6. The context of this case is different from DP , but the principles are the same. The tribunal in this case could and should have found a way for PMN and her husband to take part in the proceedings. Paragraph 8 of the Note provides a possible starting point. The tribunal could have given directions telling the claimant the sort of evidence that was required and the evidence could have been provided in writing. As the Note says, no consent is required to rely on written evidence. The tribunal could have taken the same approach to submissions. The tribunal was concerned that oral submissions, especially from PMN’s husband who was connected with the circumstances of the case, might drift into evidence. The answer to that concern was for the judge at the hearing to retain control over what was being said and to be alert to any possible drift from submission to evidence. I am not directing the tribunal how to proceed at the rehearing, merely identifying one possibility to show how the tribunal could have allowed PMN and her husband to take part effectively. D. Finally
7. We now know, although the First-tier Tribunal judge did not, that the Court of Appeal has decided in Raza v Secretary of State for the Home Department [2023] EWCA Civ 29 that it is lawful to hear evidence from abroad:
76. The primary question for this Court is whether there is any provision or rule of domestic law which shows that the FtT hearing was unlawful and a nullity. There is none. The 2002 Act expressly requires some appeals to be made from, and some to be continued from, abroad.
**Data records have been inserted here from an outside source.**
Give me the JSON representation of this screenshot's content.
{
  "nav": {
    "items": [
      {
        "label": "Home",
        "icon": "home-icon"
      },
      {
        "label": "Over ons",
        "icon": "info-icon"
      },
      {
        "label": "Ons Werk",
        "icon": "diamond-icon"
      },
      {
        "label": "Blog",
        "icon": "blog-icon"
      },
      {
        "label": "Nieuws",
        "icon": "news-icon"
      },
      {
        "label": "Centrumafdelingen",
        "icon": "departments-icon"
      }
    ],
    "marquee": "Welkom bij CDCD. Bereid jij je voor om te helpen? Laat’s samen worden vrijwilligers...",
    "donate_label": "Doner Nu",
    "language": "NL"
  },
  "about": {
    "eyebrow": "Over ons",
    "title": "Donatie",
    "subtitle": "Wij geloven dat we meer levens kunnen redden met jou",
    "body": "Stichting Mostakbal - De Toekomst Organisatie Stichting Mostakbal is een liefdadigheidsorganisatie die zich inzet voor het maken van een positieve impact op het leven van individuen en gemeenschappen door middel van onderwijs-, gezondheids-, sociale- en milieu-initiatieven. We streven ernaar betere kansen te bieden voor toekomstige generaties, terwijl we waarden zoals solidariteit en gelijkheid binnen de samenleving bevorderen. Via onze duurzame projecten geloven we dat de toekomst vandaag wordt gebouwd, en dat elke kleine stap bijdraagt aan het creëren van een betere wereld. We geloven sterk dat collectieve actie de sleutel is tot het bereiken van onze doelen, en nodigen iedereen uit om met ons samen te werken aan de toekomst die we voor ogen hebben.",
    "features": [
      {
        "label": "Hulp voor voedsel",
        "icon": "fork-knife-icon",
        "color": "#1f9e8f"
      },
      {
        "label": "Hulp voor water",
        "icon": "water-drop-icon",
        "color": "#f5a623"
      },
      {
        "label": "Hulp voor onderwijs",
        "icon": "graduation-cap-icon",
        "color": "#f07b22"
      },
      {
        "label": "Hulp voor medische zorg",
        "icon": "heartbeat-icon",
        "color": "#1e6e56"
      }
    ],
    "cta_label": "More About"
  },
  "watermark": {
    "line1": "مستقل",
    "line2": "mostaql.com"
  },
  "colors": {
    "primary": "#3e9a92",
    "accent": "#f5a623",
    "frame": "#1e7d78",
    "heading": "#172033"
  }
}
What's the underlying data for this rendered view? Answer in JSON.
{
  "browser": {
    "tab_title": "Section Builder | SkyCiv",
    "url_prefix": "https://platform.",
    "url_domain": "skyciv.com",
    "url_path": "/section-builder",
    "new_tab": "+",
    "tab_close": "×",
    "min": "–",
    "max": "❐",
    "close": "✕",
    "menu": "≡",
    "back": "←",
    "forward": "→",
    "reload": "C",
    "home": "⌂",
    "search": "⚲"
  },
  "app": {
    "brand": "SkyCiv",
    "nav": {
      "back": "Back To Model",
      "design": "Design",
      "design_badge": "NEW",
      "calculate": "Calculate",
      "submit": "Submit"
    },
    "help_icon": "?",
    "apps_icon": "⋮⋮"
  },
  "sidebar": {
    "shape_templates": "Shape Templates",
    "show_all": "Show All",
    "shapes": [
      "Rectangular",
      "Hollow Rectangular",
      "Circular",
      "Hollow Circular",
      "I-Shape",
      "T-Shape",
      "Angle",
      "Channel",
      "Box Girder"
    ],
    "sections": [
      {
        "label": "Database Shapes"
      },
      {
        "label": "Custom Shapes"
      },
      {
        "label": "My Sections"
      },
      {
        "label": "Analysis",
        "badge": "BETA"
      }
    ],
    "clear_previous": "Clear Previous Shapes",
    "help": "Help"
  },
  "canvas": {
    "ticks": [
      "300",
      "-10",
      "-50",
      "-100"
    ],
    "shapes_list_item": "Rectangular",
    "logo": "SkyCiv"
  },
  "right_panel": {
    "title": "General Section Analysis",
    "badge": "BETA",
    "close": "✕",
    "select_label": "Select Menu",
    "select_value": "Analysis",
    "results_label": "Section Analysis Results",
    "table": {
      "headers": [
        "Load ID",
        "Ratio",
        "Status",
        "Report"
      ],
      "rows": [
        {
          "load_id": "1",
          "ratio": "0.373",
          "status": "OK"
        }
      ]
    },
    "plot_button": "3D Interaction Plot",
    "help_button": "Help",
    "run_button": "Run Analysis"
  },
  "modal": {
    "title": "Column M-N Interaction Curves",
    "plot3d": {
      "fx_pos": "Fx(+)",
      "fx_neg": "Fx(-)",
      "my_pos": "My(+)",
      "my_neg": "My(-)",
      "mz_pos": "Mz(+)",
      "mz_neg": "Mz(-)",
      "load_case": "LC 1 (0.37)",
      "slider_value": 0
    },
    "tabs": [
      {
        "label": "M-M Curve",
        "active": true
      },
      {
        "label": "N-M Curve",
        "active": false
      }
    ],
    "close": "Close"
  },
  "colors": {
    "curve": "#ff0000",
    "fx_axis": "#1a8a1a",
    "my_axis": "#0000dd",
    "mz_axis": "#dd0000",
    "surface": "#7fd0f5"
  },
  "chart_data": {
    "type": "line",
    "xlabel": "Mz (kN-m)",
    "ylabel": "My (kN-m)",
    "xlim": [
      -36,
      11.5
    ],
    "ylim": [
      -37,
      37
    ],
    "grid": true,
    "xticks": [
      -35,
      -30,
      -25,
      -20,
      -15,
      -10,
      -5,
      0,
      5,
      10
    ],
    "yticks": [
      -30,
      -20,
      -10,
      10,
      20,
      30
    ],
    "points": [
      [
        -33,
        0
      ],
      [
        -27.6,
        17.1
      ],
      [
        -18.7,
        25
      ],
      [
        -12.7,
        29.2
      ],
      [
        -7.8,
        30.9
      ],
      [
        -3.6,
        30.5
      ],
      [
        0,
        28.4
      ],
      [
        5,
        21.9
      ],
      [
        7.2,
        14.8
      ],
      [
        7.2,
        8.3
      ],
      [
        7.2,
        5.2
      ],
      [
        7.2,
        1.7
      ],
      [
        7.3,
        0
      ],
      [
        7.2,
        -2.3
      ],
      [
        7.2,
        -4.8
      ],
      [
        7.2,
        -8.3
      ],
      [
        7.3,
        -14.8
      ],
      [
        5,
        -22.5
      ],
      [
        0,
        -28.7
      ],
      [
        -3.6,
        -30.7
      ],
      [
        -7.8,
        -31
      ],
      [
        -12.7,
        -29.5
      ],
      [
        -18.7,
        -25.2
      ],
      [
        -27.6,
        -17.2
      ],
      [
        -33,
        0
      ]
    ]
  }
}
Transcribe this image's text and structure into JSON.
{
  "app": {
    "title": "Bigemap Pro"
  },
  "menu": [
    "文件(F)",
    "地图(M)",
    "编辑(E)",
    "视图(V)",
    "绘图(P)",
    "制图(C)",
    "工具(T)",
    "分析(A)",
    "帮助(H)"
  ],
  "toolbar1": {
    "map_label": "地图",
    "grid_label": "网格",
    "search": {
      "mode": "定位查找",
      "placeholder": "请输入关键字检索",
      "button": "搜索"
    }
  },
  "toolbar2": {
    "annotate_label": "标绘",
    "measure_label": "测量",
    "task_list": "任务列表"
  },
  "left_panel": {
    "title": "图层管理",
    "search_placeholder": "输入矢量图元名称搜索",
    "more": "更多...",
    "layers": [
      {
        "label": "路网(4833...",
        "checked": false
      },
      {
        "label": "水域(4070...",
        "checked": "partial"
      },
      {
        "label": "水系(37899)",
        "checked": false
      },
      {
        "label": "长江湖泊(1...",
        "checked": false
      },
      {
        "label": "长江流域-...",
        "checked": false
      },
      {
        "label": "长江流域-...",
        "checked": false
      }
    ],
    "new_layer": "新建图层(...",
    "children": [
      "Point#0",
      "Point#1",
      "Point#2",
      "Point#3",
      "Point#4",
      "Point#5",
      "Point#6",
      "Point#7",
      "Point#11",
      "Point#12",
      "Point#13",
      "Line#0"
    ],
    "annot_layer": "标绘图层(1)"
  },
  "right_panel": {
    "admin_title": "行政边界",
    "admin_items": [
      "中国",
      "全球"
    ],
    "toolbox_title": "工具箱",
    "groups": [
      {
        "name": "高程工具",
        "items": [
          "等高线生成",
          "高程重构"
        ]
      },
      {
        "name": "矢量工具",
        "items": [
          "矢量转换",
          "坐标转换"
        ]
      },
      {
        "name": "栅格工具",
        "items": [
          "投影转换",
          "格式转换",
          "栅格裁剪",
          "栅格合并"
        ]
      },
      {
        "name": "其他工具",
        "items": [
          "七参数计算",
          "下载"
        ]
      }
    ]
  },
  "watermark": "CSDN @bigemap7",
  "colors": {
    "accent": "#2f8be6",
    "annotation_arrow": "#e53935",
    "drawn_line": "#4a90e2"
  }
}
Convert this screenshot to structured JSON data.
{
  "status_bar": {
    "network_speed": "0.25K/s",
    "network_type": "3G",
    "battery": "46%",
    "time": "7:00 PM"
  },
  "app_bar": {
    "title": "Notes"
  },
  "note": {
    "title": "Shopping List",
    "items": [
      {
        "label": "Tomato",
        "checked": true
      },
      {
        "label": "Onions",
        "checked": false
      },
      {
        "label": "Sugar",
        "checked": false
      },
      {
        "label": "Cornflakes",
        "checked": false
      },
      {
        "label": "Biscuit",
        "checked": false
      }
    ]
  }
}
The 2002 Act does not provide that the lawfulness of such appeals depends on any condition, such as the obtaining of permission from a foreign state. The Rules assume that a hearing can be conducted partly by video link. The Rules do not provide for any further conditions in relation to the taking of evidence from abroad. Neither Nare nor Agbabiaka suggests that the taking of video evidence from abroad without the permission of the state concerned is unlawful, or that it makes the hearing a nullity. Agbabiaka suggests that such a hearing might be contrary to the public interest because of its potential to damage international relations, and, thus contrary to the interests of justice, but that is a different point. I accept Mr Kovats's submission that the sanctions for such conduct are diplomatic, not legal. Authorised for issue on 07 October 2025 Edward Jacobs Upper Tribunal Judge Correction The Commissioners have applied for this decision to be corrected under rule 42 of the Tribunal Procedure (Upper Tribunal) Rules 2008. It has been corrected on 13 February 2026 to show the respondent as the Commissioners for His Majesty’s Revenue and Customs. Otherwise, it has not been corrected and continues to refer to the Secretary of State for Work and Pensions, who made submissions on the appeal.